I would like to use my humble blog to say farewell to a fine feathered friend. Beyonce was one of my lovely hens that comb the yard and nearby hillsides on a daily basis, scratching and pecking for whatever culinary treasures the Earth chooses to provide. I give them a bit of feed and some water and a safe place to roost at night and they return the favor with eggs and a spiritual peace that just seems to settle around their presence. Nothing lowers the blood pressure like sipping wine on the porch and watching “the girls”, or even listening in and occasionally joining their clucking conversations.
But alas! Beloved Beyonce is no more! She left us last Thursday for those fair, feathered realms beyond the sky, where chickens may peck and scratch without fear of silent death from above.
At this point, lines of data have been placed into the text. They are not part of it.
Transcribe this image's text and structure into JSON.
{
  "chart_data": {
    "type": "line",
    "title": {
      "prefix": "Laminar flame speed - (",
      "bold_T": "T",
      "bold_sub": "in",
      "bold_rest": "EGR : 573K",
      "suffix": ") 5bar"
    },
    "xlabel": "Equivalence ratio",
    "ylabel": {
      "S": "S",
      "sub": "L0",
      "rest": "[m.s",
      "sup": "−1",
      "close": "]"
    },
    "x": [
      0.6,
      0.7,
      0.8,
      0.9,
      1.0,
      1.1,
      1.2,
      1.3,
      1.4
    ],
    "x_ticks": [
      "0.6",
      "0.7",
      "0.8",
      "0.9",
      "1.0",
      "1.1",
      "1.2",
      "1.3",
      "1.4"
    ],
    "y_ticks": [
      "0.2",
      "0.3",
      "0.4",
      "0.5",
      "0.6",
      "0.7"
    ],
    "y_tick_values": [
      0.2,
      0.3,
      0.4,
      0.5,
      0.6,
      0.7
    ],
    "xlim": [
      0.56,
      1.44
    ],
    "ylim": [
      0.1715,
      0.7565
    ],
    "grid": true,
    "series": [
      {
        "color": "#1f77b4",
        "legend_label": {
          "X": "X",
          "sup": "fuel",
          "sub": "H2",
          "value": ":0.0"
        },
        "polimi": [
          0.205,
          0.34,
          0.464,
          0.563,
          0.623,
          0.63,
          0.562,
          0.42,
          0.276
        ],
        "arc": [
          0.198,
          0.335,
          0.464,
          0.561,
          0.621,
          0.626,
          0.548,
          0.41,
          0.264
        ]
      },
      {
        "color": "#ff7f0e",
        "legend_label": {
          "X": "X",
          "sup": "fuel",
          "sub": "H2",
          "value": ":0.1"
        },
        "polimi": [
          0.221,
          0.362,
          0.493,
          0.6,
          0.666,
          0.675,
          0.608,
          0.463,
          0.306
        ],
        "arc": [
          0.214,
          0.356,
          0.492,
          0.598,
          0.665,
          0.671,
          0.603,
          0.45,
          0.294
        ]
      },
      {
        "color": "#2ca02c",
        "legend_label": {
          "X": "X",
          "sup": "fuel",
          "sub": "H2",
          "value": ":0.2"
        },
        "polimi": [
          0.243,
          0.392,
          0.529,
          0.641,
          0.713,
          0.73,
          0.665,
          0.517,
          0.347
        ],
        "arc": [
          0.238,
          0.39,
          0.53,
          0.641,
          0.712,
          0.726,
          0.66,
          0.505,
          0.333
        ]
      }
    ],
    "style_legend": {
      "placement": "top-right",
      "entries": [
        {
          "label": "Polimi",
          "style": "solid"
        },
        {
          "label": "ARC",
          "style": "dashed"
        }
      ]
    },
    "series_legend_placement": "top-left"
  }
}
You see, I and my family were not the only observers of my girls and their wandering. A hunter was watching. A beautiful bird in his own right. A bird shaped toward a very different life than that lived by my domesticated jungle fowl. A bird free and fierce and wild. A bird that must kill to sustain itself.
While I miss my bird, I believe that she died a good death. She died so another might live. This happens around us all the time, both literally and symbolically. One life is traded for another in the constantly shifting life that abides on our planetary home. I bear the Coopers hawk who took her no ill will, though I will seek to discourage such foraging on his part. I can’t blame a hawk for its hawkishness, though I can try to limit its success.
And come spring, I will get some new chicks–perhaps even another black austrolorp or two. I will raise them from peeps then turn them into the flock to peck and scratch to their hearts content. Perhaps they will live to a ripe old age before resting with their ancestors. Or perhaps they will feed another wild creature. But my life will be the better for having shared theirs for a bit, so they have my thanks already. As does Beyonce, her hunter, and all the other living things that make this world a constant miracle.